Por Guilherme Espir (Macrocefalia Musical)

Fotos por Welder Rodrigues

O Jazz desafia a linguagem do som. Parece um dialeto universal que consegue convergir com as mais diversas cozinhas, sempre desbravando horizontes criativos que corroboram para o bem da improvisação.

Elemento vital na dinâmica Jazzística, a improvisação é um dos catalizadores que estimulam a expansão sonora. Seja por meio do Funk ou do Rock Progressivo, o Jazz funciona como um território neutro para recepcionar encontros inusitados.

Um dos maiores exemplos dessa metamorfose musical é o EHT, ou como ficou conhecido nos clubes de Jazz de São Paulo, Electric Hendrix Ensemble. Projeto criado pelo guitarrista Eder Hendrix – grande entusiasta e estudioso da obra de Hendrixiana – o grupo vai muito além de ser apenas uma banda cover e entrega um dos melhores shows da cidade, principalmente às quartas-feiras, no Jazz nos Fundos, em Pinheiros.

Line Up:

Eder “Hendrix” Martins (guitarra)
Rob Ashtoffen (baixo)
Wagner Vasconcelos (bateria)
Sintia Piccin (saxofone barítono)
Estefane Souza (trompete)
Richard Fermino (trompete/saxofone tenor)
Lua Bernardo (flauta/backing vocal)
Danilo Moura (percussão)

Além da guitarra de Eder a banda ainda conta com percussão, um sólido naipe de sopros, baixo, flauta e um belo trabalho de voz. O time de sopro, formado por Sintia Piccin, no sax barítono, a jovem Estafane Souza (trompete), Richard Fermino (Culto ao Rim), revezando entre trompete e sax tenor, e Lua Bernardo, na flauta e voz, é um dos grandes segredos para o sucesso do projeto

Esse detalhe já mostra como Eder estudou à fundo a obra do guitarrista de Seattle. Jimi foi um grande admirador de Rahsaan Roland Kirk e sempre prestou muita atenção nos novos elementos que essas experimentações poderiam agregar na estética do groove. No EHT os metais funcionam como a estrutura da cozinha em alguns momentos. O baixo e a batera fazem as fundações, mas graças à dinâmica dos sopros, os instrumentistas ficam com mais liberdade e o resto fica à cardo do feeling dos caras.

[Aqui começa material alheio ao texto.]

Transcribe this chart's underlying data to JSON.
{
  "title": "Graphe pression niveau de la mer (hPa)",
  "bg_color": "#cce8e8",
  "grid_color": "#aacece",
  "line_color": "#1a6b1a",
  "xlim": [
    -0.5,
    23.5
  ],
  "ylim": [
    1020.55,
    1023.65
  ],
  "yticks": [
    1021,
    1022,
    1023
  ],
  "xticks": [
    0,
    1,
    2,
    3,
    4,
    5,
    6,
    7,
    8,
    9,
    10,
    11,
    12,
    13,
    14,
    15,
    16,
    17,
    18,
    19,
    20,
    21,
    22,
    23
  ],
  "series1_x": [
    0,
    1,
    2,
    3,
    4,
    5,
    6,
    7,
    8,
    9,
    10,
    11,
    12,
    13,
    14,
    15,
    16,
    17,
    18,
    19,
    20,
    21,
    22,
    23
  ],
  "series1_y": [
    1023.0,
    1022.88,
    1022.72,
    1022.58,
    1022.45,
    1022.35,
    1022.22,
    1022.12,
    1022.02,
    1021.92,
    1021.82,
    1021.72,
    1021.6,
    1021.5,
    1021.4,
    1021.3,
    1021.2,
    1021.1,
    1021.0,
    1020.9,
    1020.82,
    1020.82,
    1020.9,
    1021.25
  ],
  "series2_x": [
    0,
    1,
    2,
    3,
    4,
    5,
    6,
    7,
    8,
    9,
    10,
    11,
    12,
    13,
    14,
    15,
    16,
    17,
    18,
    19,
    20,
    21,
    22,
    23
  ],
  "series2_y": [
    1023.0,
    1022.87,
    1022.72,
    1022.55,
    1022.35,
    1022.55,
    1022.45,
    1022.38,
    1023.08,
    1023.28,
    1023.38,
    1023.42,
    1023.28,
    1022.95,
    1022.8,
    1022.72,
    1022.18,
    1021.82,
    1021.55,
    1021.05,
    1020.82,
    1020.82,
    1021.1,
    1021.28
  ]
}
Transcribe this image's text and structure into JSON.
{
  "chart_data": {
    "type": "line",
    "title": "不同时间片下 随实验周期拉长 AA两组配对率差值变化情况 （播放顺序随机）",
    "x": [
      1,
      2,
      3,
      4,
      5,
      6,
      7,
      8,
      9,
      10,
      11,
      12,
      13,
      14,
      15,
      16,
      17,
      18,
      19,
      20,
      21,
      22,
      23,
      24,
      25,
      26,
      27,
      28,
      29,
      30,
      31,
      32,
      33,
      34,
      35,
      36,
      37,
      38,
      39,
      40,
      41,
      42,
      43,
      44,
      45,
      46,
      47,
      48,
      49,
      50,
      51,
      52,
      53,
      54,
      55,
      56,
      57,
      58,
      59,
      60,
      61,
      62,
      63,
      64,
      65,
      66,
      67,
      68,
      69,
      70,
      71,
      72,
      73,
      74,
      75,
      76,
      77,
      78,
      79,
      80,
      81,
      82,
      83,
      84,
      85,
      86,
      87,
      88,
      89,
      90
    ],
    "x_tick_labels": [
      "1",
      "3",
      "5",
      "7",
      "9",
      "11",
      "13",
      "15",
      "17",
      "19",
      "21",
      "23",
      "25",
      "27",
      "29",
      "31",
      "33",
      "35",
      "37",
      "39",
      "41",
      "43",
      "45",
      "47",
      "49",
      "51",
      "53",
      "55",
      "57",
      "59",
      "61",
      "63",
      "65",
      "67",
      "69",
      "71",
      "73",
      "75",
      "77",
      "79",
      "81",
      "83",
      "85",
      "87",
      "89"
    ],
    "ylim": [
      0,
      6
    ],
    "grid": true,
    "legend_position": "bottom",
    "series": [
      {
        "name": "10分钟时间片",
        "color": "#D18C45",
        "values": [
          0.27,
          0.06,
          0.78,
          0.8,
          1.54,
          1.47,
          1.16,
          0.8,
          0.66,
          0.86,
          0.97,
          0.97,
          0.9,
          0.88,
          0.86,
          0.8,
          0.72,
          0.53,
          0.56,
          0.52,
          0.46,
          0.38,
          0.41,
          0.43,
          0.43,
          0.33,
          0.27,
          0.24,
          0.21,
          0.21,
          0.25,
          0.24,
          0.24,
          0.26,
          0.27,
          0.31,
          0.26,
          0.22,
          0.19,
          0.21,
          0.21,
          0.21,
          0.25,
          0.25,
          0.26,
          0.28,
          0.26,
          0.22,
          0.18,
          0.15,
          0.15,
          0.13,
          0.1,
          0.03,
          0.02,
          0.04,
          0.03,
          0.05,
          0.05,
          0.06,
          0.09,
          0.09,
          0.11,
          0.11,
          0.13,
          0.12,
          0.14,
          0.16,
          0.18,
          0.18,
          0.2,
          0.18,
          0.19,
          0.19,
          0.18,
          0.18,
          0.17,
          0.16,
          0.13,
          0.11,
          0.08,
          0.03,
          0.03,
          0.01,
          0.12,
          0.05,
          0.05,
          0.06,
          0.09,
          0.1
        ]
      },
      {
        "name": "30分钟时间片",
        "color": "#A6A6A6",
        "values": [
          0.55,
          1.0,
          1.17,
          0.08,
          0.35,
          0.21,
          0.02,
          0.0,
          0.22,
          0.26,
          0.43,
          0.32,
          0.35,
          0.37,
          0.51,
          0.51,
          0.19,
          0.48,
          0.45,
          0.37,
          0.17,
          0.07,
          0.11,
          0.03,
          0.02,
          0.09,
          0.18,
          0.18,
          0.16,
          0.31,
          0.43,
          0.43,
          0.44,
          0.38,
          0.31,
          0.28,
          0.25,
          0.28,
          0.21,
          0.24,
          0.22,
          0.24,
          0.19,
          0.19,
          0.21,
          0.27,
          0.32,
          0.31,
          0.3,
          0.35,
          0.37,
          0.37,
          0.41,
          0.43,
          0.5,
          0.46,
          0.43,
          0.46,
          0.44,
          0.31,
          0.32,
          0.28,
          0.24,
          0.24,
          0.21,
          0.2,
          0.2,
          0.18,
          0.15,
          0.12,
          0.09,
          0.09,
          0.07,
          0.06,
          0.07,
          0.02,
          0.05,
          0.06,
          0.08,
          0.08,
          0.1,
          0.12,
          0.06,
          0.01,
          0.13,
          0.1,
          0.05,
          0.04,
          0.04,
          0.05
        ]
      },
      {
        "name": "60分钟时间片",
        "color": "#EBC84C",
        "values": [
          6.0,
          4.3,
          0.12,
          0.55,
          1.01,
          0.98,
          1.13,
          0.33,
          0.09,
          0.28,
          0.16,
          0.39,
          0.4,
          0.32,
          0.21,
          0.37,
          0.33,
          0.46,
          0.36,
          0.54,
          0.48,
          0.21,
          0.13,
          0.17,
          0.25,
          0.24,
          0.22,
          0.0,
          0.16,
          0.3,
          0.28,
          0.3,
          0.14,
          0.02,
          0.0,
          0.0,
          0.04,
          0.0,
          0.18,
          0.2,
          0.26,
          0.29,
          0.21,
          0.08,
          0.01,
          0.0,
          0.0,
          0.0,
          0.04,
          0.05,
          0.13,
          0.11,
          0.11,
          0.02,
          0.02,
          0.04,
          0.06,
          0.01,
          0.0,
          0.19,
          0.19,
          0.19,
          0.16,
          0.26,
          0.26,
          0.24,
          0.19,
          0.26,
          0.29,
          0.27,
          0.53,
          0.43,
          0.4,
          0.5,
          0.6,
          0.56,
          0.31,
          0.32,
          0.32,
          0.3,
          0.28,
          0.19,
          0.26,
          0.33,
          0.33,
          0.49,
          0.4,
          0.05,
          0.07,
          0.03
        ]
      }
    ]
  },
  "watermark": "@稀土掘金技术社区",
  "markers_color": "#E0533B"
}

O octeto ainda conta com um músico convidado toda semana, algo que colabora ainda mais para o aspecto orgânico do som. Dentre os músicos que já chegaram nesse groove podemos citar o guitarrista Fabio Leal (Hermeto Pascoal) e o baixista Rubem Farias (Mike Stern), por exemplo. Tem show com duas baterias, duas guitarras, 2 baixos… A configuração pouco importa, o ponto chave é  perceber como a banda oferece performances distintas, noite após noite.

E isso mostra a força do Jazz. O universo multicolorido e psicodélico de Hendrix abrange o Wah-Wah do Rock ‘N’ Roll, mas explode no Jazz, Funk, no Rock Progressivo e até mesmo na música clássica. Observar como um projeto que surgiu à partir desse exercício de estudo tomar essa proporção, mostra, não só o tamanho da musicalidade de Hendrix, como também enaltece o trabalho brilhante da banda que forma o projeto.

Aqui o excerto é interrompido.